Detrás de cada canto siempre hay historias personales, aprendizajes
compartidos y, sobre todo, una conexión espiritual con el Taytacha. Cusco
Social estuvo presente durante la velada y conversó con Sonia Ccahuana
Huarancca, presidenta de la Hermandad de Músicos y Ch'ayñas del Señor de los
Temblores - Brazo Izquierdo, y Víctor Flórez Mejía, presidente de la Hermandad
de Músicos, Cantores y Cantoras “Los Ch’ayñas” – Brazo Derecho, quienes nos
abrieron las puertas a sus experiencias, sus recuerdos y los desafíos que
enfrentan para mantener viva esta expresión cultural y la fe que forma parte
esencial de nuestra identidad.
ENTREVISTA A SONIA CCAHUANA HUARANCCA, HERMANDAD DEL BRAZO IZQUIERDO
CS: ¿Qué significa para usted formar parte de la Hermandad de Ch’ayñas del Señor de los Temblores?
SCH: Para mí, las
Ch’ayñas son familia. Mi abuelita cantaba, quizá no de manera oficial dentro de
la hermandad, pero tenía muy buen oído, era muy religiosa y devota. Mi papá
también tenía esa fe y yo crecí con la influencia de ellos.
Cuando
empecé a estudiar música, tuve unas amigas y compañeras, dos hermanas de la
familia Salas, que tocaban con su papá. Hacían música sacra, participaban en
misas y veladas dentro y fuera del Cusco. Como éramos amigas, me invitaban y yo
iba feliz.
Eran
jornadas largas, desde la mañana hasta la tarde, y para mí eran como clases
magistrales. Compartíamos con las señoras Ch’ayñas que cantaban en la Catedral,
tanto del Brazo Derecho como del Izquierdo. Ahí hice amistades y aprendí mucho.

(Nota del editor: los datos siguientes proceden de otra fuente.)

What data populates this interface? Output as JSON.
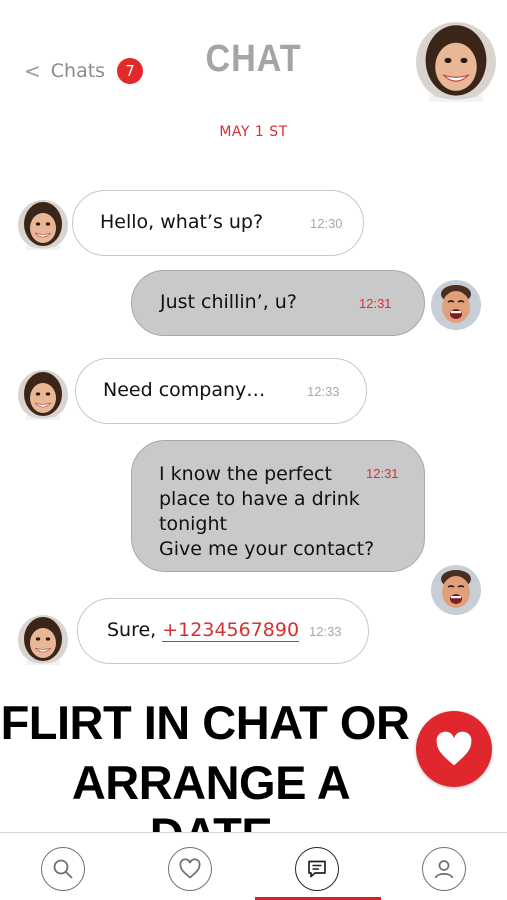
{
  "header": {
    "back_chevron": "<",
    "back_label": "Chats",
    "unread_count": "7",
    "title": "CHAT",
    "profile_avatar": "woman-avatar"
  },
  "date_separator": "MAY 1 ST",
  "messages": [
    {
      "direction": "incoming",
      "text": "Hello, what’s up?",
      "time": "12:30",
      "avatar": "woman-avatar"
    },
    {
      "direction": "outgoing",
      "text": "Just chillin’, u?",
      "time": "12:31",
      "avatar": "man-avatar"
    },
    {
      "direction": "incoming",
      "text": "Need company…",
      "time": "12:33",
      "avatar": "woman-avatar"
    },
    {
      "direction": "outgoing",
      "text": "I know the perfect\nplace to have a drink\ntonight\nGive me your contact?",
      "time": "12:31",
      "avatar": "man-avatar"
    },
    {
      "direction": "incoming",
      "text_prefix": "Sure, ",
      "phone": "+1234567890",
      "time": "12:33",
      "avatar": "woman-avatar"
    }
  ],
  "promo": {
    "line1": "FLIRT IN CHAT OR",
    "line2": "ARRANGE A DATE"
  },
  "fab_icon": "heart-icon",
  "tabs": [
    {
      "icon": "search-icon",
      "active": false
    },
    {
      "icon": "heart-outline-icon",
      "active": false
    },
    {
      "icon": "chat-icon",
      "active": true
    },
    {
      "icon": "profile-icon",
      "active": false
    }
  ],
  "colors": {
    "accent": "#d73030",
    "title_gray": "#a5a5a5",
    "incoming_bubble": "#ffffff",
    "outgoing_bubble": "#c9c9c9",
    "fab": "#e0272d"
  }
}
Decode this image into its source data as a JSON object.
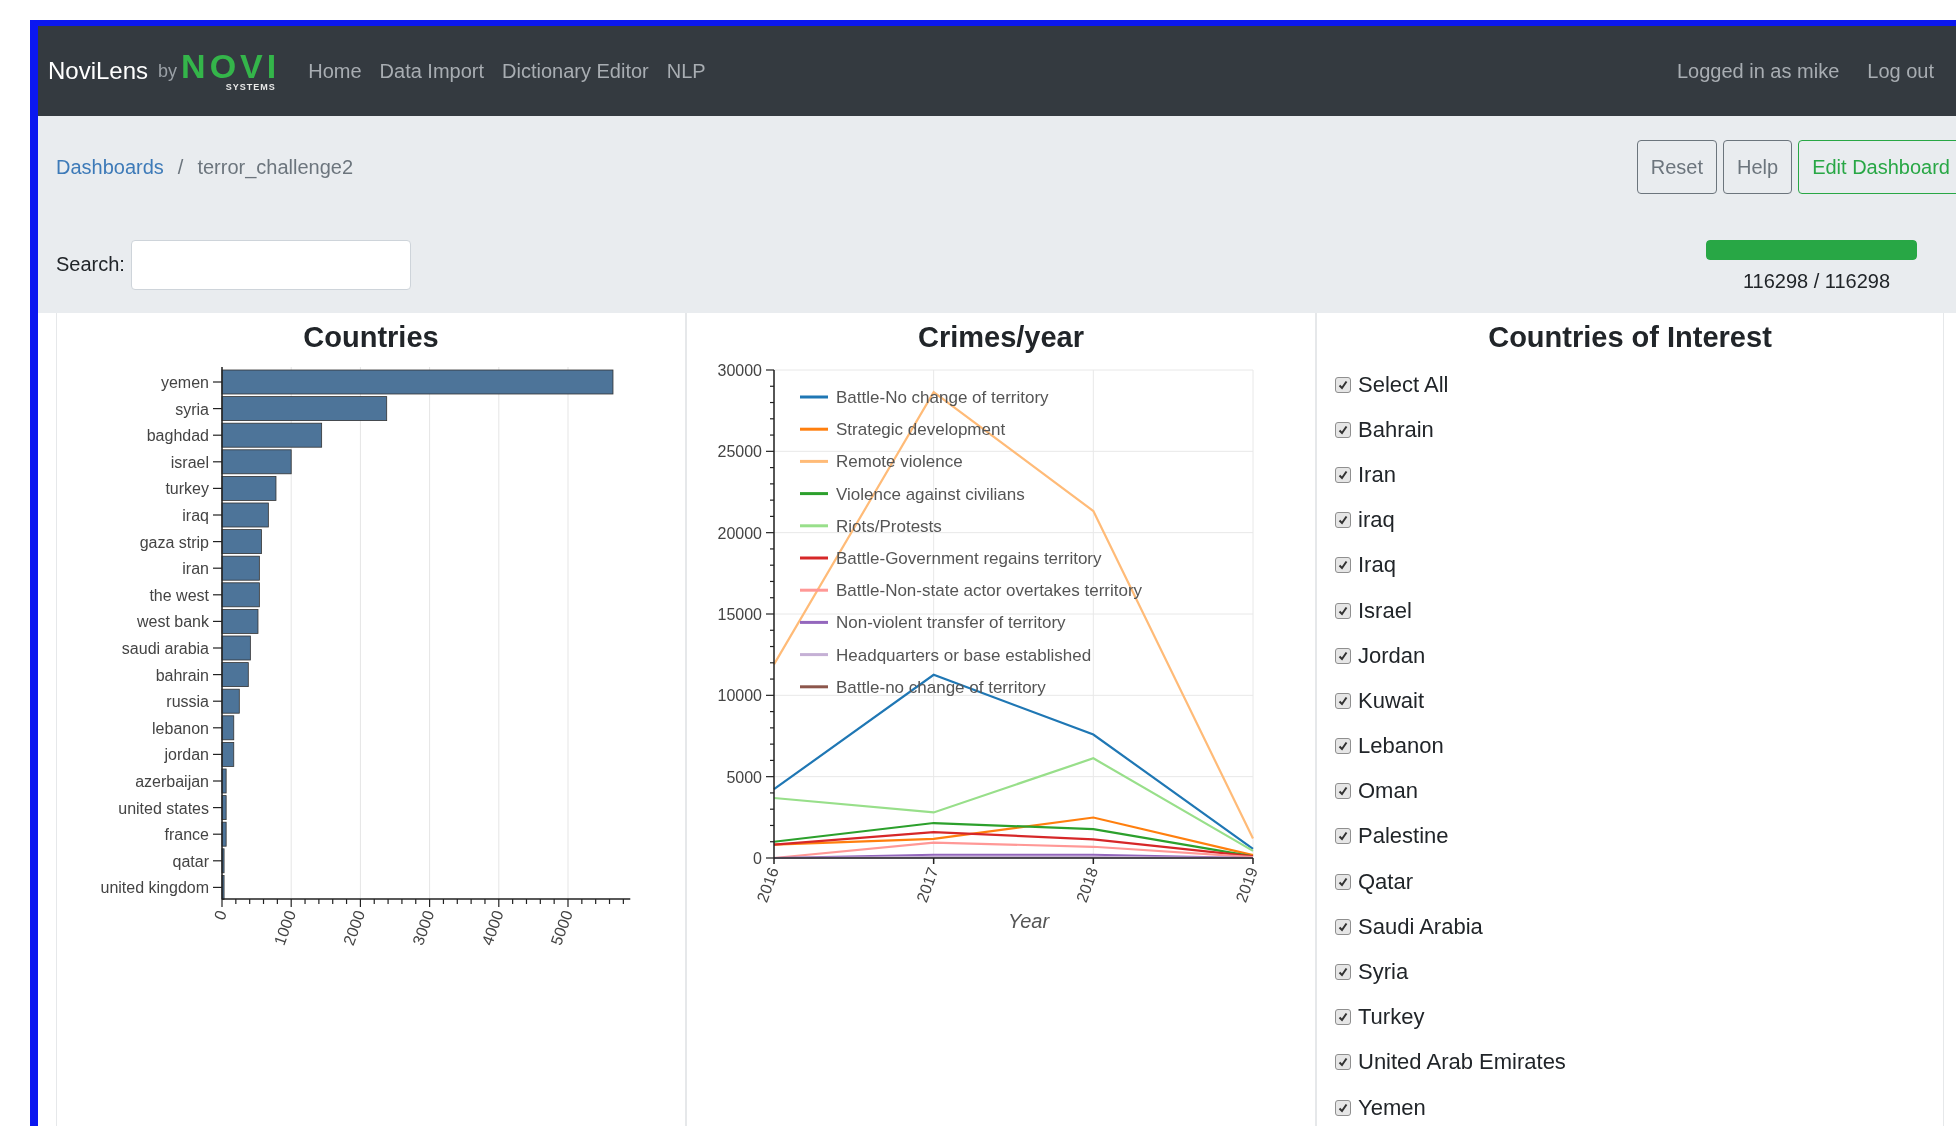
{
  "navbar": {
    "brand": "NoviLens",
    "by": "by",
    "logo": {
      "text": "NOVI",
      "subtext": "SYSTEMS"
    },
    "links": [
      {
        "label": "Home"
      },
      {
        "label": "Data Import"
      },
      {
        "label": "Dictionary Editor"
      },
      {
        "label": "NLP"
      }
    ],
    "user": "Logged in as mike",
    "logout": "Log out"
  },
  "breadcrumb": {
    "items": [
      {
        "label": "Dashboards",
        "link": true
      },
      {
        "label": "terror_challenge2",
        "link": false
      }
    ],
    "separator": "/"
  },
  "actions": [
    {
      "label": "Reset",
      "kind": "secondary"
    },
    {
      "label": "Help",
      "kind": "secondary"
    },
    {
      "label": "Edit Dashboard",
      "kind": "success"
    }
  ],
  "search": {
    "label": "Search:"
  },
  "progress": {
    "level": 1,
    "reading": "116298 / 116298"
  },
  "countries": {
    "chart_data": {
      "type": "bar",
      "orientation": "horizontal",
      "title": "Countries",
      "categories": [
        "yemen",
        "syria",
        "baghdad",
        "israel",
        "turkey",
        "iraq",
        "gaza strip",
        "iran",
        "the west",
        "west bank",
        "saudi arabia",
        "bahrain",
        "russia",
        "lebanon",
        "jordan",
        "azerbaijan",
        "united states",
        "france",
        "qatar",
        "united kingdom"
      ],
      "values": [
        5650,
        2380,
        1440,
        1000,
        780,
        670,
        570,
        540,
        540,
        520,
        410,
        380,
        250,
        170,
        170,
        60,
        60,
        60,
        30,
        30
      ],
      "grid": true,
      "xticks": [
        0,
        1000,
        2000,
        3000,
        4000,
        5000
      ],
      "xlim": [
        0,
        5900
      ]
    }
  },
  "crimes": {
    "chart_data": {
      "type": "line",
      "title": "Crimes/year",
      "xlabel": "Year",
      "x": [
        "2016",
        "2017",
        "2018",
        "2019"
      ],
      "ylim": [
        0,
        30000
      ],
      "yticks": [
        0,
        5000,
        10000,
        15000,
        20000,
        25000,
        30000
      ],
      "grid": true,
      "legend": true,
      "series": [
        {
          "name": "Battle-No change of territory",
          "color": "#1f77b4",
          "values": [
            4230,
            11260,
            7590,
            560
          ]
        },
        {
          "name": "Strategic development",
          "color": "#ff7f0e",
          "values": [
            820,
            1180,
            2490,
            180
          ]
        },
        {
          "name": "Remote violence",
          "color": "#ffbb78",
          "values": [
            11900,
            28640,
            21330,
            1200
          ]
        },
        {
          "name": "Violence against civilians",
          "color": "#2ca02c",
          "values": [
            1000,
            2150,
            1770,
            100
          ]
        },
        {
          "name": "Riots/Protests",
          "color": "#98df8a",
          "values": [
            3690,
            2800,
            6130,
            440
          ]
        },
        {
          "name": "Battle-Government regains territory",
          "color": "#d62728",
          "values": [
            820,
            1590,
            1150,
            100
          ]
        },
        {
          "name": "Battle-Non-state actor overtakes territory",
          "color": "#ff9896",
          "values": [
            0,
            950,
            690,
            50
          ]
        },
        {
          "name": "Non-violent transfer of territory",
          "color": "#9467bd",
          "values": [
            0,
            200,
            200,
            0
          ]
        },
        {
          "name": "Headquarters or base established",
          "color": "#c5b0d5",
          "values": [
            0,
            50,
            50,
            0
          ]
        },
        {
          "name": "Battle-no change of territory",
          "color": "#8c564b",
          "values": [
            null,
            null,
            null,
            null
          ]
        }
      ]
    }
  },
  "interest": {
    "title": "Countries of Interest",
    "items": [
      {
        "label": "Select All",
        "checked": true
      },
      {
        "label": "Bahrain",
        "checked": true
      },
      {
        "label": "Iran",
        "checked": true
      },
      {
        "label": "iraq",
        "checked": true
      },
      {
        "label": "Iraq",
        "checked": true
      },
      {
        "label": "Israel",
        "checked": true
      },
      {
        "label": "Jordan",
        "checked": true
      },
      {
        "label": "Kuwait",
        "checked": true
      },
      {
        "label": "Lebanon",
        "checked": true
      },
      {
        "label": "Oman",
        "checked": true
      },
      {
        "label": "Palestine",
        "checked": true
      },
      {
        "label": "Qatar",
        "checked": true
      },
      {
        "label": "Saudi Arabia",
        "checked": true
      },
      {
        "label": "Syria",
        "checked": true
      },
      {
        "label": "Turkey",
        "checked": true
      },
      {
        "label": "United Arab Emirates",
        "checked": true
      },
      {
        "label": "Yemen",
        "checked": true
      }
    ]
  }
}
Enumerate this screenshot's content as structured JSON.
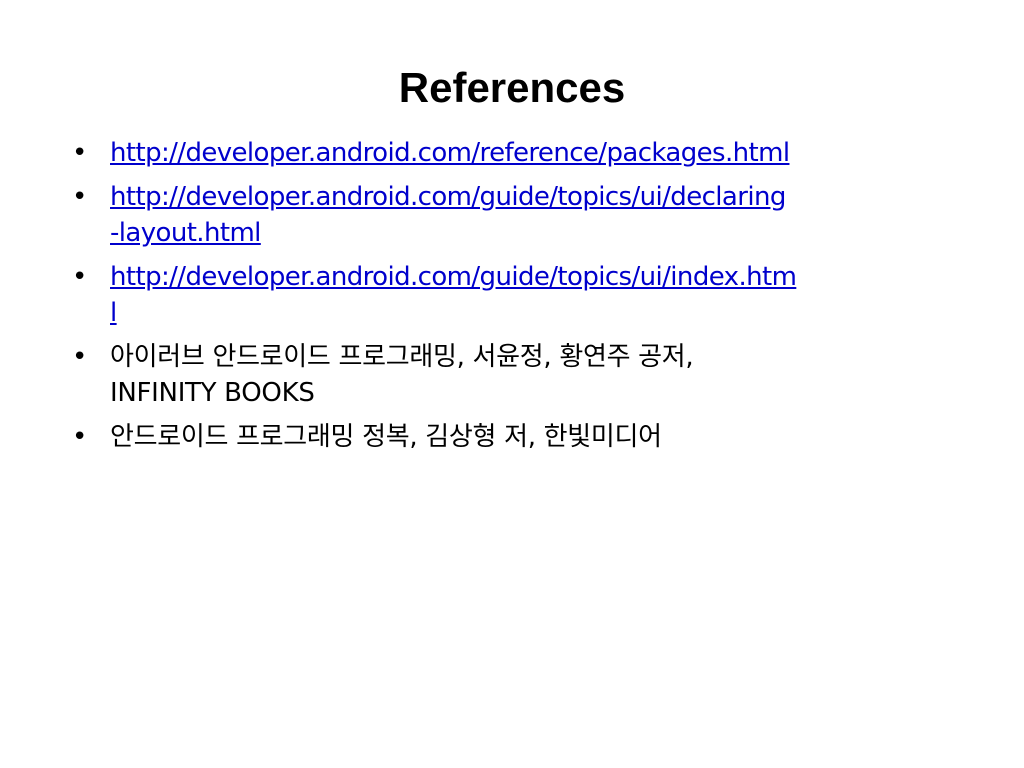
{
  "slide": {
    "title": "References",
    "bullet_char": "•",
    "items": [
      {
        "type": "link",
        "lines": [
          "http://developer.android.com/reference/packages.html"
        ]
      },
      {
        "type": "link",
        "lines": [
          "http://developer.android.com/guide/topics/ui/declaring",
          "-layout.html"
        ]
      },
      {
        "type": "link",
        "lines": [
          "http://developer.android.com/guide/topics/ui/index.htm",
          "l"
        ]
      },
      {
        "type": "text",
        "lines": [
          "아이러브 안드로이드 프로그래밍, 서윤정, 황연주 공저,",
          "INFINITY BOOKS"
        ]
      },
      {
        "type": "text",
        "lines": [
          "안드로이드 프로그래밍 정복, 김상형 저, 한빛미디어"
        ]
      }
    ]
  },
  "colors": {
    "link": "#0000cc",
    "text": "#000000",
    "background": "#ffffff"
  }
}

Luego ellas mismas me dijeron que me integrara a la Hermandad, cuando yo
todavía era estudiante.
Para mí
ha sido toda una vida, desde la influencia familiar, las amistades, la
formación musical y las oportunidades que se iban dando en el camino. Y ahora,
en estos años, me toca liderar la Hermandad del Brazo Izquierdo.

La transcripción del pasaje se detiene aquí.